While they had no definite plans for the area, he said it would be something that worked commercially as well as supporting the vision of connecting the CBD with the river.
When asked whether they would be competing against council, Gardner was doubtful the council would get the funding required to buy all the buildings.
Stark said the company had not done anything yet and would be prepared to work with the city council if it wanted to, otherwise they would go alone.
"We've had a brief meeting with council. We won't stand in the way. If council want to buy them they can go ahead and buy them and we are not going to hike the prices to play one against the other because Leonard and I both have a view around Hamilton City that we actually want to work to save the ratepayer money not hike it up or make a profit off it."

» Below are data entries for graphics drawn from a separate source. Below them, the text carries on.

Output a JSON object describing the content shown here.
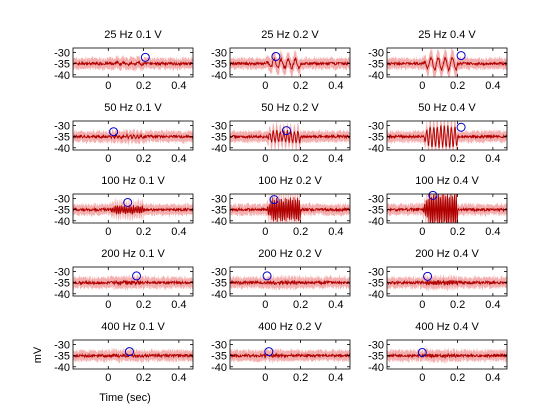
{
  "figure": {
    "xlabel": "Time (sec)",
    "ylabel": "mV",
    "colors": {
      "trace": "#b00000",
      "band": "#f2a0a0",
      "marker": "#0000cc",
      "axis": "#000000"
    }
  },
  "chart_data": {
    "type": "line",
    "layout": {
      "rows": 5,
      "cols": 3
    },
    "xlim": [
      -0.2,
      0.48
    ],
    "ylim": [
      -41,
      -28
    ],
    "xticks": [
      0,
      0.2,
      0.4
    ],
    "xtick_labels": [
      "0",
      "0.2",
      "0.4"
    ],
    "yticks": [
      -30,
      -35,
      -40
    ],
    "ytick_labels": [
      "-30",
      "-35",
      "-40"
    ],
    "baseline_mV": -35,
    "panels": [
      {
        "title": "25 Hz 0.1 V",
        "freq": 25,
        "amp": 0.1,
        "osc_mV": 0.6,
        "marker": [
          0.21,
          -32.2
        ]
      },
      {
        "title": "25 Hz 0.2 V",
        "freq": 25,
        "amp": 0.2,
        "osc_mV": 2.2,
        "marker": [
          0.06,
          -31.8
        ]
      },
      {
        "title": "25 Hz 0.4 V",
        "freq": 25,
        "amp": 0.4,
        "osc_mV": 3.0,
        "marker": [
          0.22,
          -31.4
        ]
      },
      {
        "title": "50 Hz 0.1 V",
        "freq": 50,
        "amp": 0.1,
        "osc_mV": 0.6,
        "marker": [
          0.03,
          -32.8
        ]
      },
      {
        "title": "50 Hz 0.2 V",
        "freq": 50,
        "amp": 0.2,
        "osc_mV": 2.6,
        "marker": [
          0.12,
          -32.3
        ]
      },
      {
        "title": "50 Hz 0.4 V",
        "freq": 50,
        "amp": 0.4,
        "osc_mV": 5.0,
        "marker": [
          0.22,
          -30.8
        ]
      },
      {
        "title": "100 Hz 0.1 V",
        "freq": 100,
        "amp": 0.1,
        "osc_mV": 1.6,
        "marker": [
          0.11,
          -31.8
        ]
      },
      {
        "title": "100 Hz 0.2 V",
        "freq": 100,
        "amp": 0.2,
        "osc_mV": 5.0,
        "marker": [
          0.05,
          -30.5
        ]
      },
      {
        "title": "100 Hz 0.4 V",
        "freq": 100,
        "amp": 0.4,
        "osc_mV": 7.0,
        "marker": [
          0.06,
          -28.6
        ]
      },
      {
        "title": "200 Hz 0.1 V",
        "freq": 200,
        "amp": 0.1,
        "osc_mV": 0.5,
        "marker": [
          0.16,
          -32.0
        ]
      },
      {
        "title": "200 Hz 0.2 V",
        "freq": 200,
        "amp": 0.2,
        "osc_mV": 0.5,
        "marker": [
          0.01,
          -32.0
        ]
      },
      {
        "title": "200 Hz 0.4 V",
        "freq": 200,
        "amp": 0.4,
        "osc_mV": 0.6,
        "marker": [
          0.03,
          -32.2
        ]
      },
      {
        "title": "400 Hz 0.1 V",
        "freq": 400,
        "amp": 0.1,
        "osc_mV": 0.3,
        "marker": [
          0.12,
          -33.2
        ]
      },
      {
        "title": "400 Hz 0.2 V",
        "freq": 400,
        "amp": 0.2,
        "osc_mV": 0.3,
        "marker": [
          0.02,
          -33.2
        ]
      },
      {
        "title": "400 Hz 0.4 V",
        "freq": 400,
        "amp": 0.4,
        "osc_mV": 0.3,
        "marker": [
          0.0,
          -33.6
        ]
      }
    ]
  }
}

Stark said they would sell the buildings on to council at the same cost they paid for them plus any significant holding costs. "We can't go hugely into our own pockets as well so there has to be fair commercial reality at the end of the day to solve this potential problem or potential win for the city."
However, when the two men were approached by the Herald in November and asked if they knew about the council's plans, Gardener denied any knowledge about the council's plan and Stark would not be drawn on what he knew.
Last week, mayor Andrew King said he had no recollection of Stark and Gardner being approached first.
In the draft plan, which is to be put out for public consultation from March 29, the council approved the development of a central city park between Victoria on the River and Embassy Park and agreed to spend $12m on capital expenditure, and $6.41m on operating expenditure in the first five years of the plan. It also agreed to write off a total of $12.95m in building assets in the second and third years of the plan.